Worldcoin: Inovasi Identitas Digital yang Menuai Sorotan

Worldcoin, sebuah proyek ambisius yang digagas oleh Sam Altman, Alex Blania, dan Max Novendstern pada tahun 2023, bertujuan untuk merevolusi sistem keuangan digital global. Proyek ini memperkenalkan token kripto Worldcoin (WLD) yang didistribusikan secara cuma-cuma kepada individu yang bersedia memverifikasi identitas mereka sebagai manusia melalui pemindaian iris mata. Proses verifikasi ini menggunakan perangkat khusus bernama Orb, yang mengubah data biometrik menjadi kode unik terenkripsi untuk menjamin keamanan. Worldcoin mengintegrasikan teknologi blockchain, identitas digital, dan kriptografi dalam sistem terdesentralisasi.

Memahami Elemen-Elemen Kunci Worldcoin

World ID: Kunci Verifikasi Identitas Manusia

World ID berfungsi sebagai identitas digital yang memvalidasi keaslian pengguna sebagai manusia, membedakannya dari bot atau kecerdasan buatan. Proses memperoleh World ID melibatkan pemindaian iris mata menggunakan Orb. Setelah pemindaian, sistem menghasilkan pengidentifikasi unik (IrisHash) berbasis kriptografi tanpa menyimpan data biometrik mentah. World ID memungkinkan akses aman ke layanan online tanpa mengungkap informasi pribadi sensitif.

Worldchain: Infrastruktur Blockchain untuk Interaksi Manusia Terverifikasi

Worldchain adalah jaringan blockchain yang dirancang khusus untuk mendukung ekosistem Worldcoin. Berbeda dengan blockchain publik, Worldchain memprioritaskan aktivitas pengguna manusia yang telah diverifikasi melalui World ID. Tujuannya adalah untuk mengurangi aktivitas bot, mencegah penyalahgunaan sistem, dan membangun infrastruktur Web3 yang adil dan transparan.

World App: Dompet Digital untuk Pengelolaan Aset dan Identitas

World App adalah aplikasi dompet digital resmi yang dikembangkan oleh Tools for Humanity untuk mengelola Worldcoin dan World ID. Aplikasi ini memungkinkan pengguna menyimpan token WLD, melakukan pembayaran, mengakses layanan Web3, dan menghubungkan dompet kripto lainnya.
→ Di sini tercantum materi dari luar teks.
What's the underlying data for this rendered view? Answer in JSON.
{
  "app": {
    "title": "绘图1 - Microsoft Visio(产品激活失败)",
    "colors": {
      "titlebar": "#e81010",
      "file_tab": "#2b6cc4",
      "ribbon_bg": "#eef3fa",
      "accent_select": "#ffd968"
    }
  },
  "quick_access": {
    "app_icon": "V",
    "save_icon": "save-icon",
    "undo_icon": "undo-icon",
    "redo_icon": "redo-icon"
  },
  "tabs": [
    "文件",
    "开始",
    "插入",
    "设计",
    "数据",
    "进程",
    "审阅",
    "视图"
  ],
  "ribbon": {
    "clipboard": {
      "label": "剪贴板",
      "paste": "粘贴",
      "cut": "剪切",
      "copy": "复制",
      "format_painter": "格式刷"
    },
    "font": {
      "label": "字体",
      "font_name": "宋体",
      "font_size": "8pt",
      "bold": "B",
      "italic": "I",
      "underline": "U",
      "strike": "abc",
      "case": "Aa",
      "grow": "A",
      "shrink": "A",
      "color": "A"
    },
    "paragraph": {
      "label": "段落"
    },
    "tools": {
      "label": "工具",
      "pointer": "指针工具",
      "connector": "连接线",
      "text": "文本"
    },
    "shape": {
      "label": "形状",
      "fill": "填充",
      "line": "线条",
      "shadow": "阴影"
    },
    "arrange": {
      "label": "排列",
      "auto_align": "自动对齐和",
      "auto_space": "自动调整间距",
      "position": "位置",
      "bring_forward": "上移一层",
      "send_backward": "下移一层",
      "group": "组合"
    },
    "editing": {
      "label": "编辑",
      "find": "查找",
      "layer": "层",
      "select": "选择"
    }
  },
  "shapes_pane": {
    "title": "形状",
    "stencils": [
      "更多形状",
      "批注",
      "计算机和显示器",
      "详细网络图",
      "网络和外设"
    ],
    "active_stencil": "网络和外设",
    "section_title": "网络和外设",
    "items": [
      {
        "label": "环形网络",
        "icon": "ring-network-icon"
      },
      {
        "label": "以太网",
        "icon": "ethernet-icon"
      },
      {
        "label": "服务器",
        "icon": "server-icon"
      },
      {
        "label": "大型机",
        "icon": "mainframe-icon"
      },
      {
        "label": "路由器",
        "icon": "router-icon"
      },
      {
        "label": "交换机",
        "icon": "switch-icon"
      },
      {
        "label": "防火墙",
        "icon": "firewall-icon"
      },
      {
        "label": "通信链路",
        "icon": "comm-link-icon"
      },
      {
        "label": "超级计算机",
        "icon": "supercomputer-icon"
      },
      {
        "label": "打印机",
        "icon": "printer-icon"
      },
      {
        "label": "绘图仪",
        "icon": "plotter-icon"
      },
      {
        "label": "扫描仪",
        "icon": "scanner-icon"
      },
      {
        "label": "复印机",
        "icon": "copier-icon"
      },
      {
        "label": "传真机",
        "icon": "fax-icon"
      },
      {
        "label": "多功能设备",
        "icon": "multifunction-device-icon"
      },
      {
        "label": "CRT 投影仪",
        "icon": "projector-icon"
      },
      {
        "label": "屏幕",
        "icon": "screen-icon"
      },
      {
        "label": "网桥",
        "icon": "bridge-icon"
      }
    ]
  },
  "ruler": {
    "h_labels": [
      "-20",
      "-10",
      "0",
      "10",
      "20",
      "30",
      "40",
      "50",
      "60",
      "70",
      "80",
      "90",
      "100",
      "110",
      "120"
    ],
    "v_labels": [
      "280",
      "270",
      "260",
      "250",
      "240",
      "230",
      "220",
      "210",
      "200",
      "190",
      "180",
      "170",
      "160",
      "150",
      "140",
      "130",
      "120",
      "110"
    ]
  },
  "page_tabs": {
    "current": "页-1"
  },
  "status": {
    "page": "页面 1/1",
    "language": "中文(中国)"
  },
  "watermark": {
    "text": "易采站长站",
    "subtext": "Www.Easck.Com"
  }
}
World App juga berfungsi sebagai platform utama untuk pendaftaran World ID dan penerimaan imbalan token kripto setelah verifikasi identitas berhasil.

Integrasi Ekosistem Worldcoin

World ID, Worldchain, dan World App terintegrasi erat untuk mewujudkan visi Worldcoin dalam menciptakan sistem identitas digital global yang inklusif.

  • World ID: Identitas digital terverifikasi.
  • World App: Alat pengelolaan identitas dan aset kripto.
  • Worldchain: Infrastruktur blockchain yang mendukung interaksi manusia terverifikasi.

Mekanisme Kerja Ekosistem Worldcoin

  1. Pembuatan Identitas (World ID): Pemindaian iris mata menghasilkan kode unik (IrisHash) yang menjadi dasar World ID.
  2. Manajemen dan Akses (World App): Pengelolaan identitas, penyimpanan token, dan akses fitur lainnya.
  3. Transaksi dan Verifikasi (Worldchain): Pencatatan aktivitas dan verifikasi interaksi manusia untuk ekosistem yang terpercaya.

Penangguhan Operasional di Indonesia

Kementerian Komunikasi dan Informatika (Kominfo) telah membekukan operasional Worldcoin dan World ID di Indonesia menyusul laporan masyarakat tentang aktivitas mencurigakan. Pembekuan ini merupakan langkah preventif untuk melindungi masyarakat dari potensi risiko keamanan data. Kominfo menemukan bahwa layanan Worldcoin di Indonesia dioperasikan oleh PT Terang Bulan Abadi, yang belum terdaftar sebagai Penyelenggara Sistem Elektronik (PSE). Kominfo berencana memanggil perusahaan terkait untuk klarifikasi dugaan pelanggaran aturan PSE.

Langkah ini menggarisbawahi pentingnya kepatuhan terhadap regulasi dan perlindungan konsumen dalam ekosistem digital Indonesia.